Gun talk has not only generated sales at shops but an outcry from such groups as the National Rifle Association that further restrictions would penalize millions of law-abiding gun owners in reaction to a violent few.
“That’s the fallacy of the whole damn thing, when you’re talking about banning this gun, or banning the ammunition,” Jezioro said.
“Explain this to me, how a guy who has made up his mind that he’s going to kill a bunch of people and he knows that’s wrong. That’s murder. Why would he be concerned about breaking the law of having an illegal gun or a clip with too many shells in it? That makes no sense.”
In reality, he said, such regulations would frustrate law-abiding citizens who enjoy target shooting, when, in fact, no one can prevent murderers from violent episodes with laws.
“You can’t eliminate them,” he said. “They’re always going to be there.
“Maybe a gun is a convenient tool for them. But if that convenience is taken away from them, they’ll find other methods. We know that a whole lot of domestic violence we have in this country is caused by alcohol.
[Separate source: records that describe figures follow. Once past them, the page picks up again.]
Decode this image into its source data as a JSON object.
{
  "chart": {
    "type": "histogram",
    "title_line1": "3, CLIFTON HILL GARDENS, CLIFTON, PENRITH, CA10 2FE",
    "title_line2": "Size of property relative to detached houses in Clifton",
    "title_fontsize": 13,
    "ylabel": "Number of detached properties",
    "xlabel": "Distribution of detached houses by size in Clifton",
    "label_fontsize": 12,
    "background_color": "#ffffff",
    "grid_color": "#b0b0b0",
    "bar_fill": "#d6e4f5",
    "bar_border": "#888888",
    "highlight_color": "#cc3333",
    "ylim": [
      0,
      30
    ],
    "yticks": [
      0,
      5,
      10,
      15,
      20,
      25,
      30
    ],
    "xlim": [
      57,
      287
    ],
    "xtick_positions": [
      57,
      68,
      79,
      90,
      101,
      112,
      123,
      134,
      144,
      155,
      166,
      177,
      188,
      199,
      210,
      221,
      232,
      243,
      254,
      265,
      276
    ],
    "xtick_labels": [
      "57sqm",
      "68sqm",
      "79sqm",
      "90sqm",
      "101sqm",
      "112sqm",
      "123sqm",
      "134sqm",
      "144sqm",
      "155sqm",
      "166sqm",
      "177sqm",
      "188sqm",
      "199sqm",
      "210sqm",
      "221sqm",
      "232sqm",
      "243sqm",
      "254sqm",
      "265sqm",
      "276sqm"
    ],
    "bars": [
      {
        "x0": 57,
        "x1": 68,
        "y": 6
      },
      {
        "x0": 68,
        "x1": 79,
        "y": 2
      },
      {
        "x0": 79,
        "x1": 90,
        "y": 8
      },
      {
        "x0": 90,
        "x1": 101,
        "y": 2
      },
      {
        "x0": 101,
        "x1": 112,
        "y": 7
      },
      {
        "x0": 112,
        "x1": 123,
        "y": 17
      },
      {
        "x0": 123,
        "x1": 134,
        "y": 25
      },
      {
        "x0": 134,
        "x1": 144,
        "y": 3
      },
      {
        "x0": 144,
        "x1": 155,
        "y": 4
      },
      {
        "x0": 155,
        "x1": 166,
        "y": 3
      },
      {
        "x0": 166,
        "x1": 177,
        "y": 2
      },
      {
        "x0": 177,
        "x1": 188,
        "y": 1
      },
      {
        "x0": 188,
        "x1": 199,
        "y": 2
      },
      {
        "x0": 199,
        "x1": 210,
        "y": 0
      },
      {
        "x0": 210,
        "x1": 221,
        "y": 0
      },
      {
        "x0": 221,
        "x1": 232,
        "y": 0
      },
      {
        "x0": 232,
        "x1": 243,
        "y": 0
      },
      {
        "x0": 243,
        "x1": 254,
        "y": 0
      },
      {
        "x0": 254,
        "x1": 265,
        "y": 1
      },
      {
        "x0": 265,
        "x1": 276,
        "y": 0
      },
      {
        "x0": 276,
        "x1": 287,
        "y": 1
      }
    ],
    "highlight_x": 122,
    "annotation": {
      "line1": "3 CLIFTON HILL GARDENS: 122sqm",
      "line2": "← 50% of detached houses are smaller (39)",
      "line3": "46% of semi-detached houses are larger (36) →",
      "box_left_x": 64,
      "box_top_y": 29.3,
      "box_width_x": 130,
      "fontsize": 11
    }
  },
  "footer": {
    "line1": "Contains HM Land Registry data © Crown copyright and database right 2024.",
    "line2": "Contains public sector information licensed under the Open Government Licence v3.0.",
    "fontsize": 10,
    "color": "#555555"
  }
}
We know that a whole lot of drunk drivers are out there on the highways and they kill people every year.
“But there’s no attempt to make people register when they go down to buy a fifth of whiskey, or a do a background check to see if they’ve had a DUI.”
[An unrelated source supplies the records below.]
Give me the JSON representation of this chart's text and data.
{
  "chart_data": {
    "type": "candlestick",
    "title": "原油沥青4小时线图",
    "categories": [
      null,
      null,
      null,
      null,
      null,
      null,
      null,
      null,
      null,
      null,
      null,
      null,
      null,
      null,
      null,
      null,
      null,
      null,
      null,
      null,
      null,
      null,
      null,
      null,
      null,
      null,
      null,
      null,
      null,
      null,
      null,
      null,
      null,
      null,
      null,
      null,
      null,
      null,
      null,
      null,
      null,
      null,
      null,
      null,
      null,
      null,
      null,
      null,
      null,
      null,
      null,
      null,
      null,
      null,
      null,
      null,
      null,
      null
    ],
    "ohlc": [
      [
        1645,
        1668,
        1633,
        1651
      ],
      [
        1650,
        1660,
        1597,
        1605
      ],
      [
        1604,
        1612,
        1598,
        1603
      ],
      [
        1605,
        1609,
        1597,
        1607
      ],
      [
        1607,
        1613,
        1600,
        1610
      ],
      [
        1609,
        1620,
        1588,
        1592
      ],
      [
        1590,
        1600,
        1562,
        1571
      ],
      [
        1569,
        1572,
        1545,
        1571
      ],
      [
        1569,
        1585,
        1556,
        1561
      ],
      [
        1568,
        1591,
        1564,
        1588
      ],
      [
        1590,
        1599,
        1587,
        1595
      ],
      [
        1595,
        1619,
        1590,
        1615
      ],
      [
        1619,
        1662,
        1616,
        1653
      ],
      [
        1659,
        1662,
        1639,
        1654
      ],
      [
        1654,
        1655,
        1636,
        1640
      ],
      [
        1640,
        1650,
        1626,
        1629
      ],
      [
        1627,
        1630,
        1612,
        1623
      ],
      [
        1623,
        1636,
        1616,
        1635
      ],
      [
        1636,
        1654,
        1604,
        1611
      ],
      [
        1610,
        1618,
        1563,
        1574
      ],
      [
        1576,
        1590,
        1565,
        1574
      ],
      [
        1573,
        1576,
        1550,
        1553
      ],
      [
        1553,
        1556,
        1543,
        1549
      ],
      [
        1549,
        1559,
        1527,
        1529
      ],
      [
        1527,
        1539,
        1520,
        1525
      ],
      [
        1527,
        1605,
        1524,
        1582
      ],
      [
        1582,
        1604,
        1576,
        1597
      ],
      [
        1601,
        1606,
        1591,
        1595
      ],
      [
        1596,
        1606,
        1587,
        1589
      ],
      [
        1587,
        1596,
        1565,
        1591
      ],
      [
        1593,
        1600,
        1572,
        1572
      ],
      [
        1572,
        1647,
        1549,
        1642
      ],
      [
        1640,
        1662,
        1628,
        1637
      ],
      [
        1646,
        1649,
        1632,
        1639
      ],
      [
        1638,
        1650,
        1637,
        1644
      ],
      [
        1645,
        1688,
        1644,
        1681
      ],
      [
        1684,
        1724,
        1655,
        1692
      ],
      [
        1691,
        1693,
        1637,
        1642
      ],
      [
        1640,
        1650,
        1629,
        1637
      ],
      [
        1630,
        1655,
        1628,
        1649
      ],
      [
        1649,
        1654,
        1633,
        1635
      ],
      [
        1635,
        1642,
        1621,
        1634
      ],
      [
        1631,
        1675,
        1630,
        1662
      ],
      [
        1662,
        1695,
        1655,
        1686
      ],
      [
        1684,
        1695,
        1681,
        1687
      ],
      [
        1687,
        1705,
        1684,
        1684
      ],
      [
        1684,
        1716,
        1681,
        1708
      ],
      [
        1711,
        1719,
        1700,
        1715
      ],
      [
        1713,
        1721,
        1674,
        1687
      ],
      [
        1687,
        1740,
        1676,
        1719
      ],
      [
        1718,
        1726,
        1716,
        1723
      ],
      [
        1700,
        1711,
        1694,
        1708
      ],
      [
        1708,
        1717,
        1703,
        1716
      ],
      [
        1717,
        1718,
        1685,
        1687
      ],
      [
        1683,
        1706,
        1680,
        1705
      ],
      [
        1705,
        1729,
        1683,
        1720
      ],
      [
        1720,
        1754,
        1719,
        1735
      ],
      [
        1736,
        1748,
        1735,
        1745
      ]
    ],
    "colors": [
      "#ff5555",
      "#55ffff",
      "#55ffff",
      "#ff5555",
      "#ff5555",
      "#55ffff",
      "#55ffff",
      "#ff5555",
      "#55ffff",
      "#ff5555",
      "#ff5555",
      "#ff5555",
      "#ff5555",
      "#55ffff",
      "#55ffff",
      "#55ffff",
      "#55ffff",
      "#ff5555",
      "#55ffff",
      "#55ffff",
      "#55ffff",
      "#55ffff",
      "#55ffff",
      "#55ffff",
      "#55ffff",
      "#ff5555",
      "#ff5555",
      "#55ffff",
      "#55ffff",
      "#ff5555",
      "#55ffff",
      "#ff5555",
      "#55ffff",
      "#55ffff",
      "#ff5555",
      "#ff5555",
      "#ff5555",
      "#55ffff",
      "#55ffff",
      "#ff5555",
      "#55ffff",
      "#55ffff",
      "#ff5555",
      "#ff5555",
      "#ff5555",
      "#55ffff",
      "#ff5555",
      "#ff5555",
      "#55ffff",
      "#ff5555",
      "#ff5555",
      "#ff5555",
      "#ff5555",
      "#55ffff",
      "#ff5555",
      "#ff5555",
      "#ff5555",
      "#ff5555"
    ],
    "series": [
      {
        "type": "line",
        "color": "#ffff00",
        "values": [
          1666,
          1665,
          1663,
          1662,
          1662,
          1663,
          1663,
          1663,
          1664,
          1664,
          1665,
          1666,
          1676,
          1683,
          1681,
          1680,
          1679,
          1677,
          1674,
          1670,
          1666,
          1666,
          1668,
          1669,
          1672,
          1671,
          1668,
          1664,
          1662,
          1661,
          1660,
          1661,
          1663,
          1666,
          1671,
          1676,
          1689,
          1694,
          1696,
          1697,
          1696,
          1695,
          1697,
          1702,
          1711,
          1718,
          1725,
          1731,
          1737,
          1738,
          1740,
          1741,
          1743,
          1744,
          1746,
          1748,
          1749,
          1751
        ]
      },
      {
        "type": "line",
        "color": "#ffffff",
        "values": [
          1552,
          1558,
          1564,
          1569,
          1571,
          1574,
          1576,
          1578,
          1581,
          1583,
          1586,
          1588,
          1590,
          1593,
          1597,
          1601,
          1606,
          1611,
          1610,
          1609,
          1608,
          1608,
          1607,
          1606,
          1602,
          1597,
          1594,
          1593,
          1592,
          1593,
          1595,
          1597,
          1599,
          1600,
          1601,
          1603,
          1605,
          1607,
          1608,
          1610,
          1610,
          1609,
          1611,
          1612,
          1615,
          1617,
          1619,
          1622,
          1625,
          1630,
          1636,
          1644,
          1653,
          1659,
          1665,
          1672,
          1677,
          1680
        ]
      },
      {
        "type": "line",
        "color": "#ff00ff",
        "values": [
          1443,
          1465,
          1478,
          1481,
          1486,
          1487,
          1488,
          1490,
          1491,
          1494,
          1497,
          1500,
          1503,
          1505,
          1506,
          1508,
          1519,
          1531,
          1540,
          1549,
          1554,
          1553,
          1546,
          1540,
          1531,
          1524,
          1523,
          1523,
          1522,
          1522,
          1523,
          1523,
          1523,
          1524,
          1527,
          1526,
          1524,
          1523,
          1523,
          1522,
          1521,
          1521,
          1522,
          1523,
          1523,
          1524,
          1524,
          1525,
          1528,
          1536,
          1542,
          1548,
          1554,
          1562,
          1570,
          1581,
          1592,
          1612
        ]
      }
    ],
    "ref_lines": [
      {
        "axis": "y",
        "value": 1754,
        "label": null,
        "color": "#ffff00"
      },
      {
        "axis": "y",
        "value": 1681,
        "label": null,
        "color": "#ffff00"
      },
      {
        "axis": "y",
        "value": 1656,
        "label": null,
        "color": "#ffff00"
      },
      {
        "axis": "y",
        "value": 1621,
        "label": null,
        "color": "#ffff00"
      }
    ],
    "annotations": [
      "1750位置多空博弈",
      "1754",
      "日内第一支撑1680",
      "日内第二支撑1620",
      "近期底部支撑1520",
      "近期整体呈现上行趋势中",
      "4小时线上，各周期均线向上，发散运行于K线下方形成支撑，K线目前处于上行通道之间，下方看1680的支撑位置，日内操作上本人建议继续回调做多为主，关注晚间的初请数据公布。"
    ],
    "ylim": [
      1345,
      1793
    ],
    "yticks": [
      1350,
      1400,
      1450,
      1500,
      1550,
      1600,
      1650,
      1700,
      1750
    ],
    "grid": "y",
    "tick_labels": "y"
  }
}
The jury is out on the size of a windfall West Virginia can expect under the federal Pittman-Robertson Act, which collects an 11 percent excise tax on the sale of firearms and ammunition, and turns it over to the states via the Department of Interior.
Allocation is based on the number of hunting licenses sold in each state.
A spot check found that ammo inventories are depleted out of fear that President Obama will use executive orders and rally supporters in Congress to crack down on private gun owners.
“Dealers are telling us they just can’t get it (ammo) from the warehouses,” Jezioro said.
“Manufacturers aren’t putting it out fast enough. It’s created quite a phenomenon.”
And that covers a wide array of ammo, from .223 to the simple .22-caliber rounds, he noted.
Such sales spiral upward quickly when any effort comes to either impose more restrictions or, as some have urged, a higher tax to discourage sales.
“What that does, of course, is generate a panic among law-abiding people out there,” Jezioro said.
“They rush out to buy all they can and put it away.”